Synthesis of BiOI/Bi4O5I2/Bi2O2CO3 p–n–p heterojunctions with superior photocatalytic activities†
Abstract
A one-dimensional (1D) BiOI/Bi4O5I2/Bi2O2CO3 p–n–p heterojunction photocatalyst was synthesized by a low-temperature solution method using Bi2O3 nanorods as sacrificial templates. The formation mechanism of BiOI/Bi4O5I2/Bi2O2CO3 heterostructure was discussed in detail according to the results of IR, XPS, TEM, SEM mapping, XRD and SEM. Compared with pure BiOI, Bi2O2CO3 and Bi4O5I2, this ternary p–n–p heterojunction exhibited superior photodegradation efficiency of rhodamine B (100%) and methylene blue (97%) in 45 min under solar light irradiation, which was about 40, 25 and 10 times of pure BiOI, Bi2O2CO3 and Bi4O5I2, respectively. This enhanced photocatalytic performance was ascribed to the high separation rate of photo-generated carriers in the internal electric field due to the formation of p–n–p junctions and a relatively large BET surface area (36.29 g m−2).
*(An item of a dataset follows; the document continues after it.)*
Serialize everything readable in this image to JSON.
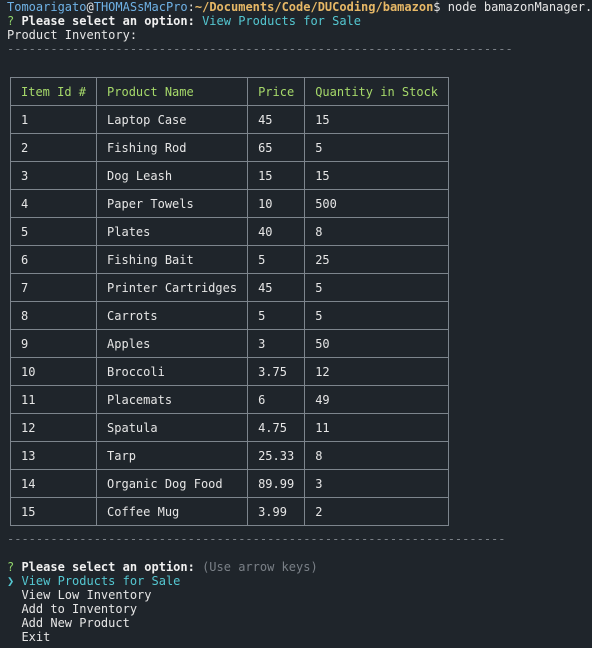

More importantly, 1D heterostructure is beneficial for the transport of photo-generated electron–hole pairs and further improves the rate of photocatalytic reaction. Radical scavenger experiments revealed that the photo-generated holes were primarily active species in the photocatalytic system. This work would offer a new insight into the design and fabrication of ternary p–n–p junction structures for photocatalytic applications.